A. B. D. had been furious, especially because when he had called the student's attention to the transgression, the young man had said, “What's it to ya?”

A. B. D. had reached high dudgeon in record time that day, storming into Sally's office to demand that the student be shot or, failing that, withdrawn from all his classes.

“Shooting him would teach the students a wonderful lesson,” A. B. D. insisted. “We should probably shoot one student at the beginning of each semester as an example to the others of what could happen if they don't toe the line. It would solve a world of problems around here.”

Sally was pretty sure that A. B. D. was kidding, but he sounded awfully serious.

“I'm not sure the Board would approve,” she said.

A. B. D. was ready for that one. “Let Fieldstone explain it to them. That's his job, isn't it?”

Sally had talked with A. B. D. a few minutes longer and persuaded him that the best thing to do, if he was still feeling vindictive, would be to report the student to Campus Security so someone could ticket the student's car.

A. B. D. had stalked away toward the Security Office, clearly disappointed in Sally's lack of initiative. Two days later, Sally had received a call from President Fieldstone.

“I have a memo here from one of your faculty members,” Fieldstone said. “What do you know about it?”

It was an ominous question since Fieldstone didn't like to receive memos from faculty members, and it was doubly ominous since Sally had no idea what he was talking about. If there was anything Fieldstone liked less than receiving memos, it was a division chair who didn't know what was going on in her own division.

So instead of answering the question, Sally asked, “Which faculty member?”

“Perry Johnson,” Fieldstone said. He never called him A. B. D.

Sally remembered the parking incident at once. “Complaining about the student car in the faculty parking spot?”

“Indeed. He seems quite upset. Do you think his idea has any merit?”

Sally didn't believe that even A. B. D. would be stupid enough to suggest shooting a student in a written memo. Still, she thought she'd better be cautious.

“What idea?” she asked.

“The idea of putting something called ‘the boot' on cars that are parked illegally.”

Sally had heard about the boot before. Big-city police sometimes used it to immobilize the cars of parking violators. She told Fieldstone that she didn't think it was something that was needed on a college campus.

“My thought exactly. We don't want to antagonize our students; they're our bread and butter.” Fieldstone paused and then said, “Is there anything … wrong with Johnson? You aren't pressuring him to finish his dissertation, are you?”

A year or so earlier, Johnson had written a memo to complain that he felt under tremendous pressure from “certain administrators and department chairs” to complete his dissertation so as to “make the faculty look better” when accreditation agencies visited the school. Sally had never figured out who had been pressuring Johnson, and no one had ever admitted it.

“I haven't been pressuring anyone,” she said. “Mr. Johnson's just excitable.”

“Try to calm him down, then. I don't like having to reply to memos like this one.”

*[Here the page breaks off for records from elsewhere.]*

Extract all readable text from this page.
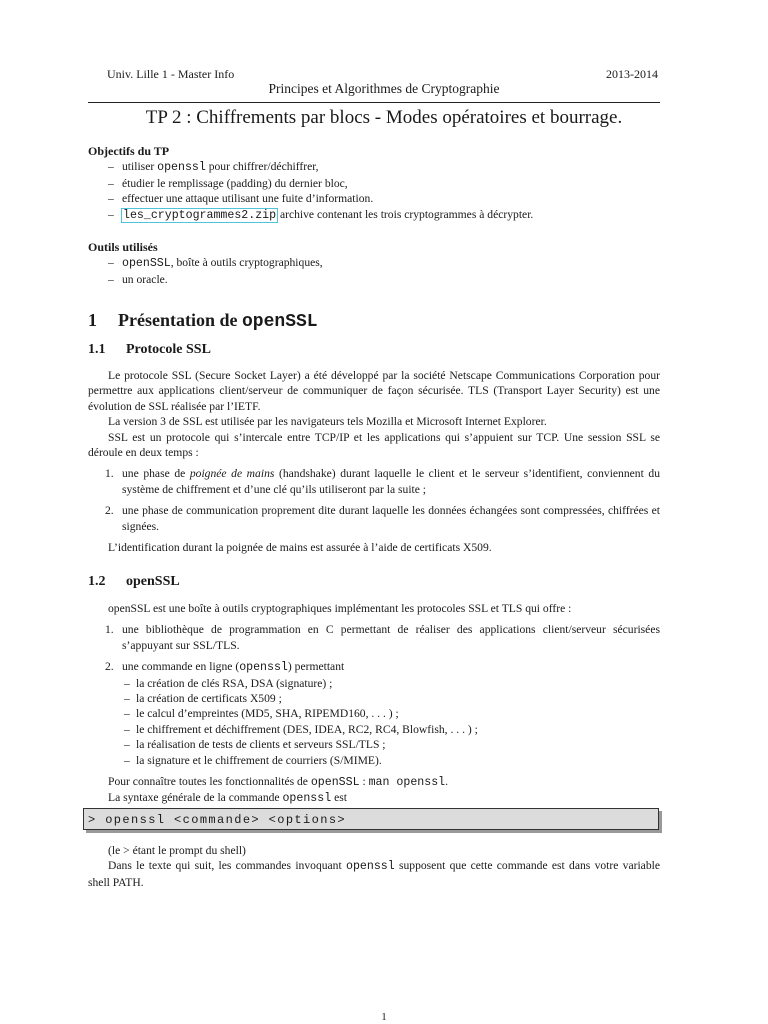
Univ. Lille 1 - Master Info	2013-2014
Principes et Algorithmes de Cryptographie
TP 2 : Chiffrements par blocs - Modes opératoires et bourrage.
Objectifs du TP
– utiliser openssl pour chiffrer/déchiffrer,
– étudier le remplissage (padding) du dernier bloc,
– effectuer une attaque utilisant une fuite d’information.
– les_cryptogrammes2.zip archive contenant les trois cryptogrammes à décrypter.
Outils utilisés
– openSSL, boîte à outils cryptographiques,
– un oracle.
1 Présentation de openSSL
1.1 Protocole SSL
Le protocole SSL (Secure Socket Layer) a été développé par la société Netscape Communications Corporation pour permettre aux applications client/serveur de communiquer de façon sécurisée. TLS (Transport Layer Security) est une évolution de SSL réalisée par l’IETF.
La version 3 de SSL est utilisée par les navigateurs tels Mozilla et Microsoft Internet Explorer.
SSL est un protocole qui s’intercale entre TCP/IP et les applications qui s’appuient sur TCP. Une session SSL se déroule en deux temps :
1. une phase de poignée de mains (handshake) durant laquelle le client et le serveur s’identifient, conviennent du système de chiffrement et d’une clé qu’ils utiliseront par la suite ;
2. une phase de communication proprement dite durant laquelle les données échangées sont compressées, chiffrées et signées.
L’identification durant la poignée de mains est assurée à l’aide de certificats X509.
1.2 openSSL
openSSL est une boîte à outils cryptographiques implémentant les protocoles SSL et TLS qui offre :
1. une bibliothèque de programmation en C permettant de réaliser des applications client/serveur sécurisées s’appuyant sur SSL/TLS.
2. une commande en ligne (openssl) permettant
– la création de clés RSA, DSA (signature) ;
– la création de certificats X509 ;
– le calcul d’empreintes (MD5, SHA, RIPEMD160, . . . ) ;
– le chiffrement et déchiffrement (DES, IDEA, RC2, RC4, Blowfish, . . . ) ;
– la réalisation de tests de clients et serveurs SSL/TLS ;
– la signature et le chiffrement de courriers (S/MIME).
Pour connaître toutes les fonctionnalités de openSSL : man openssl.
La syntaxe générale de la commande openssl est
> openssl <commande> <options>
(le > étant le prompt du shell)
Dans le texte qui suit, les commandes invoquant openssl supposent que cette commande est dans votre variable shell PATH.
1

Sally started to tell Fieldstone that he didn't have to reply, but she thought better of it. It wouldn't do any good. Fieldstone never let anything go without a reply. So she assured him that A. B. D. wouldn't be writing any more memos for a while.

And now Val Hurley's new chair was going to make a liar out of her. Maybe A. B. D.'s idea about having a student shot could be revised somewhat, Sally thought. Instead of shooting a student, the division chairs could draw straws, with the winner getting to shoot one faculty member.